I'm sorry that you lost your sister, and that with that you lost opportunity. I'm sorry that she was such an awful person to be around. However let me say, in response to......
I have ALWAYS held out hope that she and I would at some point reconnect - I have wanted that desperately. Every major life event that happened to me, I'd send her an invitation (never got a response). The only thing I wanted was to have my sister be my best friend...that's it.
Acceptance means letting go of the hope that it could have been any different. Read that again. Now once more and compare that definition of acceptance to what you wrote above.
Your sister was hurt in some way, thus the BPD. She was doing her best, and sadly her best was pretty awful. My dad's was too. In learning more about my dad's past though I get it. He was the byproduct of terrible parents that drank and threatened each other with guns and put him in the middle of a bitter divorce that split him from his siblings, who as the oldest he felt responsibility for. He was a very hurt person, and hurt people, hurt people.
That doesn't mean that the hurt he caused me doesn't hurt, but I can't hold someone to the fire for doing the best they could with the tools, or lack thereof, that they had. I had to let go of the hope that it could have been different because it couldn't. The same is true with your sister. She was likely doing the best she could with the pain and dysfunction that she carried and that others played into. People with BPD change the people around them too. It impacts others who then act in a reactionary way. It's like an addict and how they make everyone around them sick and often codependent.

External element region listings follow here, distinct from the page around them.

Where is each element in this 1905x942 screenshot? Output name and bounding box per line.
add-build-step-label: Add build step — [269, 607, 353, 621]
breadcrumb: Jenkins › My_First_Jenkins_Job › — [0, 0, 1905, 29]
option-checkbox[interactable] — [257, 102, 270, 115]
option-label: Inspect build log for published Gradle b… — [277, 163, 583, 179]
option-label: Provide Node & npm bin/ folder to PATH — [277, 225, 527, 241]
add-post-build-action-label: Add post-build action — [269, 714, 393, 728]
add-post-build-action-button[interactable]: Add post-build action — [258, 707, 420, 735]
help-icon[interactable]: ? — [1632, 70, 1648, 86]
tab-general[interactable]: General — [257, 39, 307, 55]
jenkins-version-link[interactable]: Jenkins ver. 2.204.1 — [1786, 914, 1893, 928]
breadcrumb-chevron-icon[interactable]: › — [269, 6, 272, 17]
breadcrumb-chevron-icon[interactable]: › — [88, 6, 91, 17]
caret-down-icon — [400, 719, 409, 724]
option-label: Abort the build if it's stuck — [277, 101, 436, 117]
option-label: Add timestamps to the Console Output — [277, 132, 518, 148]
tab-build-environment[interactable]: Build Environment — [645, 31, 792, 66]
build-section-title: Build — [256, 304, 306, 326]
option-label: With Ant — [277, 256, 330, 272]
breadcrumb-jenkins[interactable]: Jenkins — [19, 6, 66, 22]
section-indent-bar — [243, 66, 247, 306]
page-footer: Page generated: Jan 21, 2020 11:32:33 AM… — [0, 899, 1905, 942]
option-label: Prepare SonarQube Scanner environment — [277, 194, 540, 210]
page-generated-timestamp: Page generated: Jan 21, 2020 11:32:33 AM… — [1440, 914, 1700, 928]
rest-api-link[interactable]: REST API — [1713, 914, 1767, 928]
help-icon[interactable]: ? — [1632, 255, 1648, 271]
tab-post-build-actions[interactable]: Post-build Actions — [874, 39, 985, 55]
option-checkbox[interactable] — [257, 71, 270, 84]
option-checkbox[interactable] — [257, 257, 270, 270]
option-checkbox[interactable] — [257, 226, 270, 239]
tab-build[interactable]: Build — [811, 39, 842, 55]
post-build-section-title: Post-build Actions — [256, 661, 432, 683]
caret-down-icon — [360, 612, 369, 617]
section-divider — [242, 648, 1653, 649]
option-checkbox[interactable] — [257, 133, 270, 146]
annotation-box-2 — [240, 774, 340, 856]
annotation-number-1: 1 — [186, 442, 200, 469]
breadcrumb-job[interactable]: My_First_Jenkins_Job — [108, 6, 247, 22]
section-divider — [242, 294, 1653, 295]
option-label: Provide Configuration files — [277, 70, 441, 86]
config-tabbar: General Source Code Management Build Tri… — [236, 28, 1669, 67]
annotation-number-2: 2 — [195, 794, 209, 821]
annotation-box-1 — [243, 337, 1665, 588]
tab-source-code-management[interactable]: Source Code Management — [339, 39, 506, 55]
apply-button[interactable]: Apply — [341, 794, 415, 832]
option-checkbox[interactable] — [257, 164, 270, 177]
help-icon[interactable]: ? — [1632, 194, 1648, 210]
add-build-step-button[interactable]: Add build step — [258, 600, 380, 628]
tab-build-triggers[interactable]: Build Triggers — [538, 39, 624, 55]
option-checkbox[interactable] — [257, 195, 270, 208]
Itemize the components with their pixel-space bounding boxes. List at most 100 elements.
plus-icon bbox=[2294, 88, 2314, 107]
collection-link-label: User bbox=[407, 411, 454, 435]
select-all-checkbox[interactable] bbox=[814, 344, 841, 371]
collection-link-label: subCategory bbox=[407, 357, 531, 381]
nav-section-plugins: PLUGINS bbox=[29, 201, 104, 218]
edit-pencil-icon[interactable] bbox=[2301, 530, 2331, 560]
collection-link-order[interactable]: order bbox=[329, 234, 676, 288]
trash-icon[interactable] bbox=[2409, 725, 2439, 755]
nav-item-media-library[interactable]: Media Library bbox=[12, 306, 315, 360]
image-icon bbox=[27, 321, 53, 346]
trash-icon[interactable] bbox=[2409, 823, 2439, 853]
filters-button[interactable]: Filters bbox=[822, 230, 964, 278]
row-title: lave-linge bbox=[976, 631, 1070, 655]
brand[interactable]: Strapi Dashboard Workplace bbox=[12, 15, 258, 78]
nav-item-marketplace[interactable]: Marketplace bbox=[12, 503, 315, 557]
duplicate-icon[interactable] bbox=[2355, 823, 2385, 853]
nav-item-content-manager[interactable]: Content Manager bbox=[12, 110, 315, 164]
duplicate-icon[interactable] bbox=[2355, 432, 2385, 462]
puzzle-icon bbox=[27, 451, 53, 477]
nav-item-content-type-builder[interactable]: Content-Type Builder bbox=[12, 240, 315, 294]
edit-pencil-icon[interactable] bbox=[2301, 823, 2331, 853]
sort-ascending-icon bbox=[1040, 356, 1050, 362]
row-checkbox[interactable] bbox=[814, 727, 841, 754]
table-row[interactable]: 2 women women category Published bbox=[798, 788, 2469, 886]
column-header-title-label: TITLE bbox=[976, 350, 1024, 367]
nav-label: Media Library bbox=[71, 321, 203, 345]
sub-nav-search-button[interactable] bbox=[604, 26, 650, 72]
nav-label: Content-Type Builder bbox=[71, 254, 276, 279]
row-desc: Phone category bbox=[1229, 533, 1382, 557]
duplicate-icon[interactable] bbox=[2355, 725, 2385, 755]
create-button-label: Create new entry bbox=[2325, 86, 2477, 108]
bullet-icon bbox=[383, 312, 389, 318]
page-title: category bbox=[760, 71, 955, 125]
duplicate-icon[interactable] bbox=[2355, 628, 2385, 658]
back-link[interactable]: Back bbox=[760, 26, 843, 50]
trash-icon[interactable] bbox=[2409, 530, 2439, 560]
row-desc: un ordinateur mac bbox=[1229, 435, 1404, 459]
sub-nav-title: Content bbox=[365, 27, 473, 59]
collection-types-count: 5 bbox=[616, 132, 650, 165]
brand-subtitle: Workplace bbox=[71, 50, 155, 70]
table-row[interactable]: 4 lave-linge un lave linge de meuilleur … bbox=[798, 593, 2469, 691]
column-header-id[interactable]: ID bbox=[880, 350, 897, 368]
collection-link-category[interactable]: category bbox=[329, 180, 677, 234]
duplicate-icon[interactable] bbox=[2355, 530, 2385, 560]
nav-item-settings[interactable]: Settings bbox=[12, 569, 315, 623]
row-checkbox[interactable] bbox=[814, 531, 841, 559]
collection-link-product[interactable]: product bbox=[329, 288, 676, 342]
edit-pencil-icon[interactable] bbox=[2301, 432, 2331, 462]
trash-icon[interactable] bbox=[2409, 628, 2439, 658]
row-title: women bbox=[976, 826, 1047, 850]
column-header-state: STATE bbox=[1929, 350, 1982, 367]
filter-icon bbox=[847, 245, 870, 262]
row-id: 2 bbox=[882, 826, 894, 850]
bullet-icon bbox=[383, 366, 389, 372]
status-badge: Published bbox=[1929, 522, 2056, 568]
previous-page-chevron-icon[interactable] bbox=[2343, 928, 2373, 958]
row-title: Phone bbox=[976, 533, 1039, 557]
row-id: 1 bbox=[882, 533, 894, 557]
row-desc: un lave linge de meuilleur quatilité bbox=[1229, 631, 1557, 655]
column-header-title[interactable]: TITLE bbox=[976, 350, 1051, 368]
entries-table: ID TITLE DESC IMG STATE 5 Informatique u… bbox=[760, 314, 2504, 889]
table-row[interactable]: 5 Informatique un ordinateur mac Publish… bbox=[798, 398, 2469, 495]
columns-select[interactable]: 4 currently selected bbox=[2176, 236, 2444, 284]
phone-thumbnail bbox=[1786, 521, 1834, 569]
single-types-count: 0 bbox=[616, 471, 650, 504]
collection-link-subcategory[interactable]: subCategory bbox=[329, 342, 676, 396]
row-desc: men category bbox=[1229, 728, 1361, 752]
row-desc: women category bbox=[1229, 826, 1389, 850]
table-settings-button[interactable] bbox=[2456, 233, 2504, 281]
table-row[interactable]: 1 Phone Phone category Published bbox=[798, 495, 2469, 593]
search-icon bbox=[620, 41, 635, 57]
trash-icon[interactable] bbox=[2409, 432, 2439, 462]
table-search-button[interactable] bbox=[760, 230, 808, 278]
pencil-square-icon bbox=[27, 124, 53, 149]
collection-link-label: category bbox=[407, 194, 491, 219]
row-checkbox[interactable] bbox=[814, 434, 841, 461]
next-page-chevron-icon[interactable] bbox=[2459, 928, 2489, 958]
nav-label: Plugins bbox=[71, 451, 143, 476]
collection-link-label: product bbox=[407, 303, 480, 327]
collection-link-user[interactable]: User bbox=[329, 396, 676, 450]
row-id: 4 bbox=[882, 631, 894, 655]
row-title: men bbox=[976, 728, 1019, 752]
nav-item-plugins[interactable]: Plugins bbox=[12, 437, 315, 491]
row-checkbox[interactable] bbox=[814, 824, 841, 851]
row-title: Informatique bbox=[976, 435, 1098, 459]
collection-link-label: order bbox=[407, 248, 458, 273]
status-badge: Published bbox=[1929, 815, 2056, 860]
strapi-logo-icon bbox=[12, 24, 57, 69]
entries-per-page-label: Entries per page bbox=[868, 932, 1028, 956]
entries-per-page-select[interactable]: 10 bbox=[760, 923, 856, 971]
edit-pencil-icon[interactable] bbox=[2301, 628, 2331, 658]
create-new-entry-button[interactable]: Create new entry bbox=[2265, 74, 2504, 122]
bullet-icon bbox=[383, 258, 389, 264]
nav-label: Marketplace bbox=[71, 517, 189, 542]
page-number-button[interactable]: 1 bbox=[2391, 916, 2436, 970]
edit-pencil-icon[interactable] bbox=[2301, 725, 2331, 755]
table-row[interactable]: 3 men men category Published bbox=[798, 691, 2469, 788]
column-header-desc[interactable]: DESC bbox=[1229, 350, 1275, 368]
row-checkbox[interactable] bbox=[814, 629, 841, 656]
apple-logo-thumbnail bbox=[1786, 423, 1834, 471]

If you want to love her then you have to love her for who she was, balance the awful treatment you received with the understanding of who she was and what she herself was up against, and let her go. Maybe write a eulogy you'd give and even if you never give it, get those feelings out and find some closure. Say goodbye to the reality of who she was and who you wished she could be with the acknowledgement that she was likely doing her best. Most people, even awful people, aren't malicious, they're just messed up, broken in some way, taking that brokenness with them everywhere they go and impacting others because they either haven't got help or there's no help for them. For many with BPD they will never get help and honestly the disorder itself precludes them from doing so. It's awful, and she wasn't happy either. A very tortured soul.
Take care of yourself, hugs to you, and I hope that you can find some acceptance in your life. It's one of the stages of grief, the one you want to get to, but also remember the grief isn't a linear process. It's messy. And it's not something you may just go through once and it's done. You take grief with you through life, but you get better at managing it. Let go of the hope that this could have been different. Everyone was likely doing their best, even if it wasn't good enough.